28 tahun bukanlah waktu yang sebentar untuk dilalui. 28 tahun adalah waktu yang panjang untuk membentukku. Seharusnya aku sudah cukup dewasa melihat sesuatu. Aku bukanlah gadis 10 tahun yang lalu yang berkali-kali menyanyikan lagu Britney Spears, “I am not a girl, not yet a woman”.

Aku bukan lagi gadis 10 tahun lalu yang sangat takut melihat kenyataan bahwa dunia ini begitu mengerikan. Aku seharusnya bukan pula gadis seperti 10 tahun lalu yang menganggap aneh makhluk ciptaan Tuhan: Laki-laki.

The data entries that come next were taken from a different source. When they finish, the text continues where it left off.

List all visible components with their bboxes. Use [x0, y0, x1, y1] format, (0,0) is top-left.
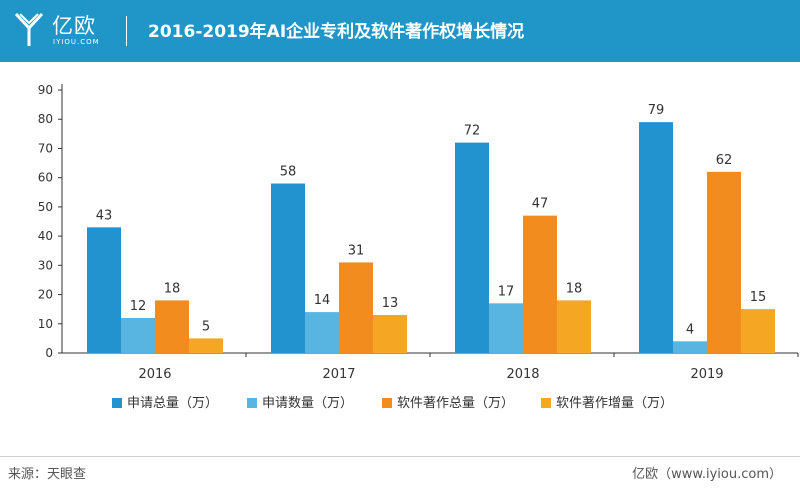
legend-swatch — [112, 398, 122, 408]
y-tick-label: 10 — [38, 317, 53, 331]
bar — [639, 122, 673, 353]
data-label: 18 — [566, 281, 583, 296]
data-label: 31 — [348, 243, 365, 258]
logo-text: 亿欧 — [52, 14, 96, 38]
bar — [155, 300, 189, 353]
data-label: 17 — [498, 284, 515, 299]
legend-label: 申请数量（万） — [262, 396, 353, 411]
y-tick-label: 30 — [38, 258, 53, 272]
bar — [673, 341, 707, 353]
bar — [305, 312, 339, 353]
logo-domain: IYIOU.COM — [53, 38, 100, 46]
legend-label: 申请总量（万） — [127, 396, 218, 411]
bar — [489, 303, 523, 353]
source-text: 来源：天眼查 — [8, 467, 87, 482]
data-label: 15 — [750, 290, 767, 305]
y-tick-label: 20 — [38, 288, 53, 302]
header-banner: 亿欧 IYIOU.COM 2016-2019年AI企业专利及软件著作权增长情况 — [0, 0, 800, 62]
y-tick-label: 90 — [38, 83, 53, 97]
legend-swatch — [247, 398, 257, 408]
x-tick-label: 2016 — [138, 367, 171, 382]
bar — [373, 315, 407, 353]
data-label: 62 — [716, 153, 733, 168]
data-label: 14 — [314, 293, 331, 308]
data-label: 79 — [648, 103, 665, 118]
y-tick-label: 70 — [38, 141, 53, 155]
bar — [523, 215, 557, 353]
page-title: 2016-2019年AI企业专利及软件著作权增长情况 — [148, 22, 525, 42]
x-tick-label: 2017 — [322, 367, 355, 382]
data-label: 4 — [686, 322, 694, 337]
y-tick-label: 60 — [38, 171, 53, 185]
bar — [455, 142, 489, 353]
legend-swatch — [541, 398, 551, 408]
header-divider — [126, 16, 127, 46]
logo-mark-icon — [14, 12, 44, 46]
bar — [189, 338, 223, 353]
bar — [741, 309, 775, 353]
data-label: 18 — [164, 281, 181, 296]
legend-swatch — [382, 398, 392, 408]
bar — [87, 227, 121, 353]
bar-chart: 0 10 20 30 40 50 60 70 80 90 43 12 18 5 2016 58 14 31 13 20… — [38, 83, 799, 411]
data-label: 5 — [202, 319, 210, 334]
legend-label: 软件著作总量（万） — [397, 396, 514, 411]
y-tick-label: 40 — [38, 229, 53, 243]
data-label: 43 — [96, 208, 113, 223]
y-tick-label: 80 — [38, 112, 53, 126]
logo: 亿欧 IYIOU.COM — [14, 9, 124, 53]
bar — [121, 317, 155, 353]
x-tick-label: 2019 — [690, 367, 723, 382]
y-tick-label: 0 — [45, 346, 53, 360]
y-tick-label: 50 — [38, 200, 53, 214]
data-label: 12 — [130, 299, 147, 314]
credit-text: 亿欧（www.iyiou.com） — [632, 467, 782, 482]
footer-divider — [0, 456, 800, 457]
legend-label: 软件著作增量（万） — [556, 396, 673, 411]
x-tick-label: 2018 — [506, 367, 539, 382]
bar — [707, 171, 741, 353]
bar — [339, 262, 373, 353]
data-label: 13 — [382, 296, 399, 311]
data-label: 72 — [464, 124, 481, 139]
data-label: 47 — [532, 197, 549, 212]
bar — [557, 300, 591, 353]
bar — [271, 183, 305, 353]
data-label: 58 — [280, 165, 297, 180]
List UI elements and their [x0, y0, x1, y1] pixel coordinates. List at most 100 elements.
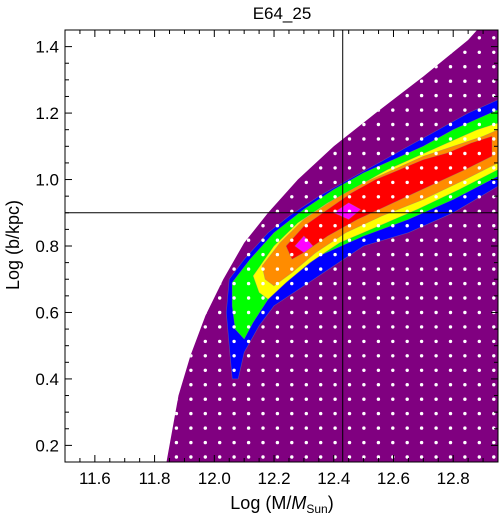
grid-dot-92: [160, 426, 163, 429]
grid-dot-158: [189, 339, 193, 344]
grid-dot-359: [275, 36, 280, 40]
grid-dot-504: [347, 108, 352, 112]
grid-dot-170: [189, 166, 193, 170]
grid-dot-226: [218, 224, 222, 228]
grid-dot-570: [391, 455, 395, 459]
grid-dot-709: [448, 180, 453, 185]
grid-dot-623: [405, 122, 409, 127]
grid-dot-672: [434, 281, 438, 286]
grid-dot-266: [232, 79, 236, 83]
grid-dot-566: [376, 79, 381, 83]
grid-dot-288: [246, 195, 251, 199]
grid-dot-95: [160, 383, 163, 386]
grid-dot-8: [117, 340, 120, 343]
grid-dot-752: [477, 426, 481, 430]
y-tick-label-4: 1.0: [35, 171, 59, 190]
grid-dot-377: [290, 209, 294, 213]
grid-dot-717: [448, 65, 453, 69]
grid-dot-596: [391, 79, 395, 83]
grid-dot-213: [218, 411, 222, 416]
grid-dot-376: [290, 224, 294, 228]
grid-dot-478: [333, 50, 337, 54]
grid-dot-254: [232, 252, 236, 257]
grid-dot-374: [290, 252, 294, 257]
grid-dot-115: [160, 94, 163, 97]
grid-dot-89: [146, 36, 149, 39]
grid-dot-130: [174, 310, 179, 315]
grid-dot-274: [246, 397, 251, 401]
grid-dot-206: [203, 79, 207, 83]
grid-dot-465: [333, 238, 337, 242]
grid-dot-272: [246, 426, 251, 430]
grid-dot-138: [174, 195, 179, 199]
grid-dot-548: [376, 339, 381, 344]
grid-dot-525: [362, 238, 366, 242]
grid-dot-70: [146, 311, 149, 314]
grid-dot-712: [448, 137, 453, 141]
grid-dot-682: [434, 137, 438, 141]
grid-dot-414: [304, 108, 308, 112]
grid-dot-736: [463, 224, 467, 228]
grid-dot-97: [160, 354, 163, 357]
grid-dot-223: [218, 267, 222, 271]
grid-dot-319: [261, 180, 265, 185]
grid-dot-439: [319, 180, 323, 185]
grid-dot-631: [419, 440, 424, 445]
grid-dot-146: [174, 79, 179, 83]
grid-dot-546: [376, 368, 381, 372]
grid-dot-787: [492, 354, 496, 358]
grid-dot-156: [189, 368, 193, 372]
grid-dot-494: [347, 252, 352, 257]
grid-dot-754: [477, 397, 481, 401]
grid-dot-799: [492, 180, 496, 185]
grid-dot-293: [246, 122, 251, 127]
grid-dot-455: [333, 383, 337, 387]
grid-dot-534: [362, 108, 366, 112]
grid-dot-653: [419, 122, 424, 127]
grid-dot-651: [419, 151, 424, 156]
grid-dot-147: [174, 65, 179, 69]
grid-dot-763: [477, 267, 481, 271]
grid-dot-713: [448, 122, 453, 127]
grid-dot-325: [261, 93, 265, 98]
grid-dot-309: [261, 325, 265, 329]
grid-dot-373: [290, 267, 294, 271]
grid-dot-509: [347, 36, 352, 40]
grid-dot-65: [146, 383, 149, 386]
grid-dot-444: [319, 108, 323, 112]
grid-dot-139: [174, 180, 179, 185]
grid-dot-289: [246, 180, 251, 185]
grid-dot-18: [117, 195, 120, 198]
grid-dot-796: [492, 224, 496, 228]
grid-dot-473: [333, 122, 337, 127]
grid-dot-750: [477, 455, 481, 459]
grid-dot-203: [203, 122, 207, 127]
grid-dot-705: [448, 238, 453, 242]
grid-dot-345: [275, 238, 280, 242]
contour-level-4: [285, 135, 493, 260]
grid-dot-773: [477, 122, 481, 127]
grid-dot-508: [347, 50, 352, 54]
grid-dot-188: [203, 339, 207, 344]
contour-level-6: [333, 202, 362, 220]
grid-dot-637: [419, 354, 424, 358]
grid-dot-366: [290, 368, 294, 372]
grid-dot-711: [448, 151, 453, 156]
grid-dot-351: [275, 151, 280, 156]
grid-dot-210: [218, 455, 222, 459]
grid-dot-87: [146, 65, 149, 68]
grid-dot-464: [333, 252, 337, 257]
grid-dot-281: [246, 296, 251, 300]
y-tick-label-3: 0.8: [35, 237, 59, 256]
grid-dot-575: [391, 383, 395, 387]
grid-dot-520: [362, 310, 366, 315]
grid-dot-296: [246, 79, 251, 83]
grid-dot-552: [376, 281, 381, 286]
grid-dot-195: [203, 238, 207, 242]
grid-dot-553: [376, 267, 381, 271]
grid-dot-58: [132, 51, 135, 54]
grid-dot-64: [146, 398, 149, 401]
grid-dot-577: [391, 354, 395, 358]
grid-dot-60: [146, 455, 149, 458]
grid-dot-291: [246, 151, 251, 156]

Aku yang sekarang harus berbeda. Aku sudah bisa bersahabat dengan dunia ini. Proses sepuluh tahun ini membentuk aku jadi lebih bijaksana. Kadang aku harus tertawa, apakah aku seperti tokoh Tom dalam novel berjudul “The Hopeless Romantic’s Handbook”. Sosok yang penakut dan tak bisa bersahabat dengan kenyataan. Si anti komitmen yang toh akhirnya bisa berubah. Hai, Tom, aku ingin sepertimu, yang terbuka matanya menyadari bahwa ketakutan itu hanya akan menyiksamu.

----
Papa, laki-laki pertama yang kukenal dalam hidupku. Meskipun aku tak pernah tau isi hatinya. Bagiku dia adalah sosok yang sangat misterius. Tetapi hanya dia pria satu-satunya yang kukenal sejak kecil, lelaki lainnya datang dan pergi begitu saja, tanpa aku mengetahui hati yang sebenar-benarnya didalam diri mereka.

Karena keegoisanku, karena ketakutanku. Para pria datang dan pergi dalam kehidupanku. Hidupku berakhir dengan kembali menyadari hanya papa yang tak pergi dalam hidupku. hanya satu pria: Papa.

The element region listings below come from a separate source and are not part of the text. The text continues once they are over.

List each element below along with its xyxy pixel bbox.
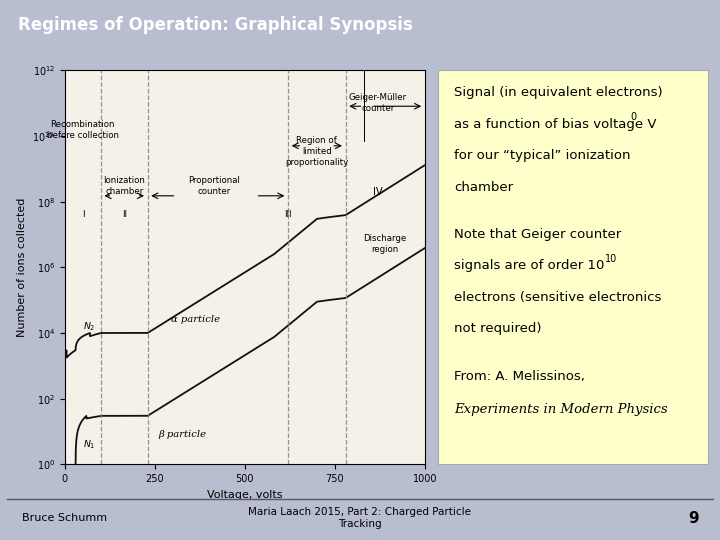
Text: Regimes of Operation: Graphical Synopsis: Regimes of Operation: Graphical Synopsis [18, 16, 413, 34]
Text: Ionization
chamber: Ionization chamber [103, 176, 145, 196]
Text: Proportional
counter: Proportional counter [188, 176, 240, 196]
Text: II: II [122, 210, 127, 219]
Text: III: III [284, 210, 292, 219]
Text: Recombination
before collection: Recombination before collection [47, 120, 119, 140]
Text: not required): not required) [454, 322, 541, 335]
Text: 9: 9 [688, 511, 698, 525]
Text: signals are of order 10: signals are of order 10 [454, 259, 604, 272]
Text: Discharge
region: Discharge region [364, 234, 407, 254]
FancyBboxPatch shape [438, 70, 708, 464]
X-axis label: Voltage, volts: Voltage, volts [207, 490, 282, 500]
Text: Maria Laach 2015, Part 2: Charged Particle
Tracking: Maria Laach 2015, Part 2: Charged Partic… [248, 507, 472, 529]
Text: 0: 0 [631, 112, 637, 122]
Text: $N_2$: $N_2$ [83, 321, 95, 334]
Y-axis label: Number of ions collected: Number of ions collected [17, 198, 27, 337]
Text: Region of
limited
proportionality: Region of limited proportionality [285, 136, 348, 167]
Text: α particle: α particle [171, 315, 220, 325]
Text: Note that Geiger counter: Note that Geiger counter [454, 228, 621, 241]
Text: I: I [82, 210, 85, 219]
Text: Bruce Schumm: Bruce Schumm [22, 513, 107, 523]
Text: Signal (in equivalent electrons): Signal (in equivalent electrons) [454, 86, 662, 99]
Text: electrons (sensitive electronics: electrons (sensitive electronics [454, 291, 662, 304]
Text: From: A. Melissinos,: From: A. Melissinos, [454, 370, 585, 383]
Text: for our “typical” ionization: for our “typical” ionization [454, 149, 631, 162]
Text: as a function of bias voltage V: as a function of bias voltage V [454, 118, 657, 131]
Text: β particle: β particle [158, 430, 207, 439]
Text: $N_1$: $N_1$ [83, 438, 95, 451]
Text: 10: 10 [605, 253, 618, 264]
Text: chamber: chamber [454, 180, 513, 193]
Text: IV: IV [373, 187, 383, 197]
Text: Geiger-Müller
counter: Geiger-Müller counter [349, 93, 407, 113]
Text: Experiments in Modern Physics: Experiments in Modern Physics [454, 403, 667, 416]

Papa, aku pertama kali terkaget ketika melihatnya menangis bagai anak kecil yang meraung-raung ketika Oma (ibu Papa) meninggal. Saat itu usiaku 5 tahun. Tapi adegan itu entah mengapa tak pernah terlupa dalam ingatanku. Dia nampak rapuh, pilu, tak berdaya dan hilang harapan. Semua orang mendekatinya, berusaha menenangkannya hatinya yang hancur. Dari kejauhan aku hanya mengamatinya dan menyadari. Dia Papa. Ya, isi hati laki-laki ketika kehilangan ibunya. Hancur.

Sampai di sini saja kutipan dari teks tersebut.